Running the workflow

Remember to always activate the environment first

conda activate astral-species-tree

or

conda activate /home/myusername/.conda/envs/localconda/envs/astral-species-tree

Local machine

Not recommended unless you have a lot of storage and CPUs available (and time to wait...). Nevertheless, you can simply run like this:

nohup snakemake --keep-going --use-conda --verbose --printshellcmds --reason --nolock --cores 11 > nohup_astral-species-tree_$(date +"%F_%H").out &

Modify number of cores accordingly.

HPC system

Two working options were tested to run the workflow in HPC clusters using the Sun Grid Engine (SGE) queue scheduler system.

For other systems, read more here.

Before the first execution of the workflow

Run this to create the environments from the rules:

snakemake --cores 8 --use-conda --conda-create-envs-only

Option 1:

mkdir snakejob_logs

nohup snakemake --keep-going --use-conda --verbose --printshellcmds --reason --nolock --rerun-incomplete --cores 51 --max-threads 25 --cluster "qsub -terse -V -b y -j y -o snakejob_logs/ -cwd -pe smp {threads} -q fast.q,small.q,medium.q,large.q -M [email protected] -m be" > nohup_astral-species-tree_$(date +"%F_%H_%M_%S").out &

Remember to:

  1. Modify [email protected]
  2. Change values for --cores and --max-threads accordingly
  3. Change environment for -pe as needed (e.g. smp)

Option 2:

A template jobscript template_run_astral-species-tree.sh is found under misc/

Important: Please, modify the qsub options according to your system! Features to modify:

  • E-mail address: -M [email protected]
  • Mailing settings, if needed: -m be
  • If you want to split stderr to stdout, use -j n instead and add the line #$ -e cluster_logs/
  • If you want to, the name of the jobscript: -N astral-species-tree
  • Name of parallel environment (e.g. smp) and number of threads (e.g. 61): -pe smp 61
  • Queue name! (extremely unique to your system): -q small.q,medium.q,large.q

Ater modifying the template, copy it (while also modifying its name) to the working directory:

If you are within the folder misc/:

cp template_run_astral-species-tree.sh ../run_astral-species-tree.sh

You should see run_astral-species-tree.sh within the path where the folders resources/, results/, and workflow/ are, together with files README.md and environment.yaml

Remember to mkdir cluster_logs before running for the first time

Finally, run:

qsub run_astral-species-tree.sh

Finishing the workflow: report.html

Upon successfully finishing the analyses, Snakemake will automatically generate a compressed report in the working directory, report.html

It describes the used software versions, the commands, and paths to in and output files.

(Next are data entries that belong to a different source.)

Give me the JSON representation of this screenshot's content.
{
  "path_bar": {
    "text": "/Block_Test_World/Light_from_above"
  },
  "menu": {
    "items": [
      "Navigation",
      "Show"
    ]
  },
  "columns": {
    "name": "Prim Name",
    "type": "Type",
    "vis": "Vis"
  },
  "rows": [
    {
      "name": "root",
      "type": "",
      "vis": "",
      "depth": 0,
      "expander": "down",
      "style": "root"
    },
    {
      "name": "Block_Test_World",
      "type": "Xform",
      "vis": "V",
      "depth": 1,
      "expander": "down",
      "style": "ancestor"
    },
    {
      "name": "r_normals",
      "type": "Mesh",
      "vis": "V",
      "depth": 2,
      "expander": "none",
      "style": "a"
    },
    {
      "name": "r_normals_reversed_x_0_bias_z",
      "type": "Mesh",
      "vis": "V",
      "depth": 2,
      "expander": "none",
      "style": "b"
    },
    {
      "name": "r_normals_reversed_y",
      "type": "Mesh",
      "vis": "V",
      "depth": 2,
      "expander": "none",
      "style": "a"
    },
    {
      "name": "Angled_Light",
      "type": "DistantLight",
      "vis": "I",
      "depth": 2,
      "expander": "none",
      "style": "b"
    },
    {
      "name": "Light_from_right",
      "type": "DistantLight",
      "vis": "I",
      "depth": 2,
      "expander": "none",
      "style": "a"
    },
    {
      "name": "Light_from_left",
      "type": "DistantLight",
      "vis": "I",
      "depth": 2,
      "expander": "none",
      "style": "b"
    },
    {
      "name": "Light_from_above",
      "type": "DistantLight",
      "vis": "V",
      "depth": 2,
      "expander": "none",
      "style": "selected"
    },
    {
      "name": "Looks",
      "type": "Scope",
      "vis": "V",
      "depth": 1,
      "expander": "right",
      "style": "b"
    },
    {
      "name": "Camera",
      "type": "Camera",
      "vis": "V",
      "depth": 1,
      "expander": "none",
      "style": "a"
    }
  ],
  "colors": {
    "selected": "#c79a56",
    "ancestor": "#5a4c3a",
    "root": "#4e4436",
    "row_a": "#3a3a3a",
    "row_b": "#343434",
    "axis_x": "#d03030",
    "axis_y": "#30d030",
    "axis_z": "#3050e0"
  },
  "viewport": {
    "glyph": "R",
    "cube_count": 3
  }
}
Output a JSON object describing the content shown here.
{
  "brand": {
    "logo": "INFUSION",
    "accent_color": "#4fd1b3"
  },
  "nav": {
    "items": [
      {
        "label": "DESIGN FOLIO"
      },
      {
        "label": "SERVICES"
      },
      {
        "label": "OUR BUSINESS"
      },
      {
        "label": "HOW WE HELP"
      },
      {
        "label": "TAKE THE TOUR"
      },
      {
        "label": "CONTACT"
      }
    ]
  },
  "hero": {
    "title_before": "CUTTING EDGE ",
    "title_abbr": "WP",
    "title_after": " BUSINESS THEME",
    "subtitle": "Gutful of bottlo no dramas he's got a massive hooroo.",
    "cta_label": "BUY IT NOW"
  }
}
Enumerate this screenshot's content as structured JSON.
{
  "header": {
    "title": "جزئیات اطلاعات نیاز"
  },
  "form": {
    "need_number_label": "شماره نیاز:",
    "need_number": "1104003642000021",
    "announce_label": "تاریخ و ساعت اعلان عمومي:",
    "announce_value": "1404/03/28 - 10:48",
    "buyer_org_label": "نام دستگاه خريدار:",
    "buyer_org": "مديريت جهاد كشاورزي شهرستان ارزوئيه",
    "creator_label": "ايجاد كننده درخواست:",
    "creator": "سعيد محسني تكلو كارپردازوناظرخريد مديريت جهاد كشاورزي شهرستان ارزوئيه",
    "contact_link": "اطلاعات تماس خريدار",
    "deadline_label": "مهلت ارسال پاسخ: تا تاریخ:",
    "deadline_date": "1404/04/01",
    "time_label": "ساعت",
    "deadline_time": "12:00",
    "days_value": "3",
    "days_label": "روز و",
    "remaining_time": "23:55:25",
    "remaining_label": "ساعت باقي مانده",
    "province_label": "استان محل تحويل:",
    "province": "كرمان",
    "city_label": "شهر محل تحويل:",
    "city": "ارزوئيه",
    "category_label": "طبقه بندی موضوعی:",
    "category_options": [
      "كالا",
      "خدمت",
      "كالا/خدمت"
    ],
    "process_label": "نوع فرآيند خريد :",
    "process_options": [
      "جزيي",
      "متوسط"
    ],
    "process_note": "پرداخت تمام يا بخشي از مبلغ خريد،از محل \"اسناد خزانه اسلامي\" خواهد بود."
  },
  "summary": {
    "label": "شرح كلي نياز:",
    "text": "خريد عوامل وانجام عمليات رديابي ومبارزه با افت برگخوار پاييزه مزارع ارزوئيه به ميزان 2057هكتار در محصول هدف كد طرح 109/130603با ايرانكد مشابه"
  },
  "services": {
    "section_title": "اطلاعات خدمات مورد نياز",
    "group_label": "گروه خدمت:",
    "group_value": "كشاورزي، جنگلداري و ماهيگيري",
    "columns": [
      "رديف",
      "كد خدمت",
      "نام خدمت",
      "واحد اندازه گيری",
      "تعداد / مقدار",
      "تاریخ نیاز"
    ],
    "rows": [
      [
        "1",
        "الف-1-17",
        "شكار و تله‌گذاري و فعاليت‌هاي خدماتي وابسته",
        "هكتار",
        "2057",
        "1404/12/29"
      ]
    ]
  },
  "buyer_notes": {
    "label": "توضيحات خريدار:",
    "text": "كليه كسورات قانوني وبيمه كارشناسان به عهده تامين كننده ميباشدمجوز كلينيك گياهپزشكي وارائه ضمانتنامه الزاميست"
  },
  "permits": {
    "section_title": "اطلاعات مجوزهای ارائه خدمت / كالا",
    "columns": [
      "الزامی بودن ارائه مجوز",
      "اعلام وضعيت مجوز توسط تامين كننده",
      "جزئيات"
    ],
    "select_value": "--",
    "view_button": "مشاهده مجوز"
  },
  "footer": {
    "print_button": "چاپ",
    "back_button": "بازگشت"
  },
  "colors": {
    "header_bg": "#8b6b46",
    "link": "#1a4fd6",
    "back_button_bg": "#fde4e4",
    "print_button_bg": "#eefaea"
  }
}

To be released: Summary of main results, drawn trees

To know more about report files, see the documentation from Snakemake here.

Done :)

About

This is a Snakemake workflow that calculates maximum-likelihood gene trees with IQ-TREE and 100 bootstrap replicates for each tree. Then, consensus trees are produced and combined to infer a species tree following the multispecies coalescent model with ASTRAL. Imported from my GitLab.